Scala has different overloading rules (and related terminology) than Java, but in the JLS there’s interesting statement about the relationship between overloading and overriding:

Scala language specification mentions overloading and overriding, e.g.:
https://www.scala-lang.org/files/archive/spec/2.13/05-classes-and-objects.html#class-members
https://www.scala-lang.org/files/archive/spec/2.13/05-classes-and-objects.html#overriding

jimka · November 19, 2019, 9:43pm

Let me see whether I understand your explanation. Am I correct that there are two methods. One named m(X) and one named m(Y), one has an override but exists in classes X and Y. The other has no override and exists only in class Y. It is as if I had named the two methods mx and my instead of naming them both m.

If I apply my mx/my interpretation to my original code, I indeed get answers which match my test case.

class X {
  def mx(x:X):Int = 1
}
class Y  extends X {
  override def mx(x:X):Int = 2
  def my(y:Y):Int = 3
}

val x:X = new X
val y:Y = new Y
val z:X = new Y
List(
  List(x.mx(x), // 1
       x.mx(y), // 1
       x.mx(z)),  // 1
  List(
    y.mx(x),  // 2
    y.my(y),  // 3 
    y.mx(z)),  // 2
  List(
    z.mx(x), // 2
    z.mx(y), // 2
    z.mx(z))) // 2

tarsa · November 19, 2019, 9:53pm

That’s a correct transformation. You’ve renamed the methods (along with their invocations) using statically available types. Then you’ve applied actual (runtime) receiver object types to determine the target override.

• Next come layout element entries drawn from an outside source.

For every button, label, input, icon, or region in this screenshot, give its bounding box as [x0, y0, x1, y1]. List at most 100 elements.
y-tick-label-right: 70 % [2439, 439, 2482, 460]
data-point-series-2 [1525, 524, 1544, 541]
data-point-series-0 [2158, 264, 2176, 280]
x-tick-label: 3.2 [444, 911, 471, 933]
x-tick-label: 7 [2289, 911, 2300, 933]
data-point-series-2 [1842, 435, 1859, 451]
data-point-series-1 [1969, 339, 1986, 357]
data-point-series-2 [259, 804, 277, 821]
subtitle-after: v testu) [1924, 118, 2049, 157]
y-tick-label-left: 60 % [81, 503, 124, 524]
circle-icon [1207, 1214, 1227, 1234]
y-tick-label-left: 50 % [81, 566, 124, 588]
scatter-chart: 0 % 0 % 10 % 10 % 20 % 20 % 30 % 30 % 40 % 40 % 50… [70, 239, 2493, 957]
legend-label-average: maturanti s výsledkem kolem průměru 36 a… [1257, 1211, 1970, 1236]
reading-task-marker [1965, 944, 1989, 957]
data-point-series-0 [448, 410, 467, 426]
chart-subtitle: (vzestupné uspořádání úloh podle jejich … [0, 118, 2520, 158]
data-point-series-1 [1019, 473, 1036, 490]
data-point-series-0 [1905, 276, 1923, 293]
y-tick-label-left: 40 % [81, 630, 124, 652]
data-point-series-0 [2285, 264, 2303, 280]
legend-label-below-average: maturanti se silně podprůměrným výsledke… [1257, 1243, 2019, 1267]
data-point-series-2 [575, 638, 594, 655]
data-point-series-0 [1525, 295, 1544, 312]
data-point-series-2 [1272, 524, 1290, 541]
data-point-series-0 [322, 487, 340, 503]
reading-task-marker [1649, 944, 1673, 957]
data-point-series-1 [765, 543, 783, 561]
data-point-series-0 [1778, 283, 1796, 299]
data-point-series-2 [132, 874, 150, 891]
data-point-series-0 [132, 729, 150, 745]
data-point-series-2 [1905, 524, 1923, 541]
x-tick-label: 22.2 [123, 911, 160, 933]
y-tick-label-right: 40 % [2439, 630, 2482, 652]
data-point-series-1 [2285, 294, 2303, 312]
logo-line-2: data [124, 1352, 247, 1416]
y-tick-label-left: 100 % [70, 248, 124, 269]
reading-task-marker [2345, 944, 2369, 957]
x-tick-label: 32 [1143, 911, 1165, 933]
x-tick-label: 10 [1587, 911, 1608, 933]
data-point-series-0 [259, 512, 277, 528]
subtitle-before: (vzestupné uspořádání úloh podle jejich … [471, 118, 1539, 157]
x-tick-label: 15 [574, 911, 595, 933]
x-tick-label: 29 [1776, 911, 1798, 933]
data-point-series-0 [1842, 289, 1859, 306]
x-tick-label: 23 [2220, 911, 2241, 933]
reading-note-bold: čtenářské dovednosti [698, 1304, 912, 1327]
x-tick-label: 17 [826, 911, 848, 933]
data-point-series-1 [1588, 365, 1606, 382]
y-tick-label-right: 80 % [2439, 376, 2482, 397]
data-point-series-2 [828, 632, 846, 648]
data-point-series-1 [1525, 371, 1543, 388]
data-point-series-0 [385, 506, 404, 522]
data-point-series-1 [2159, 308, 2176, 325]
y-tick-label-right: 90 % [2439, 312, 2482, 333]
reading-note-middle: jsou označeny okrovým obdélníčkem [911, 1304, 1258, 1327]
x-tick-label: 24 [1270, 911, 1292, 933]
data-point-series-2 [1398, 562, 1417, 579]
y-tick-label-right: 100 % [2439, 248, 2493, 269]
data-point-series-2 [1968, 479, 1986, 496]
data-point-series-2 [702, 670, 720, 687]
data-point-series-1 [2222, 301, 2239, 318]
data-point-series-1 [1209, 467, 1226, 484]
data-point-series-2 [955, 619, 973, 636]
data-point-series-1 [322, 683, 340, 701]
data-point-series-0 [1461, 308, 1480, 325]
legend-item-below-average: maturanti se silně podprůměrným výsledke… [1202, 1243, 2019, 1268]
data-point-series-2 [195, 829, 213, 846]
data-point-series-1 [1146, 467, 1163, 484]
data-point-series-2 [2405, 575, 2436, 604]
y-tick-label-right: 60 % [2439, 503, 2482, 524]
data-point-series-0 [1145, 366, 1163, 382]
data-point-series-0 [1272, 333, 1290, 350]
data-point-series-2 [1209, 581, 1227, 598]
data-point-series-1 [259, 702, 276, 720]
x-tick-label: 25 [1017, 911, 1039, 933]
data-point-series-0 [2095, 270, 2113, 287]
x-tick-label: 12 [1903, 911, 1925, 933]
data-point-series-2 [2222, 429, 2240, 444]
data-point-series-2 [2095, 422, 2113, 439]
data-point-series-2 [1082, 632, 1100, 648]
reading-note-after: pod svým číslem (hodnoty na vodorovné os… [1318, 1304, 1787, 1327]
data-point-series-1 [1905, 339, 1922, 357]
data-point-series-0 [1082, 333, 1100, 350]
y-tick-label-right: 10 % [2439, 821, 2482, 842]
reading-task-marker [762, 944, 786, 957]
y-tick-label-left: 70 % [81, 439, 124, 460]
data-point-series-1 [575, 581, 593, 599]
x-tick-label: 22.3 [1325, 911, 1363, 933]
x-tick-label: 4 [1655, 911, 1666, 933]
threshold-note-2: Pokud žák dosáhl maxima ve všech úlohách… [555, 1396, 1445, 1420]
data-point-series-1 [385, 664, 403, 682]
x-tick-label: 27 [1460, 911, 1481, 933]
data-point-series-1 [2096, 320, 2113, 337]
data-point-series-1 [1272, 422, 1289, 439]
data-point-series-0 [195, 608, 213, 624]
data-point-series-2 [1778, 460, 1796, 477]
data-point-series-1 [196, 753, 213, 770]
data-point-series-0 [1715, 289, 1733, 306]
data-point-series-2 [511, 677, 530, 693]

I was thinking about showing you that transformation for educational purposes, but I’m happy that you’ve figured it out yourself. Congrats!

If you need full understanding of overloading and overriding rules then you must read carefully the language and VM specifications. I didn’t do that because the basic intuition is generally enough for me. I avoid mixing overloading and overriding on the same method. Almost always a programmer chooses one or the other, not both at the same time.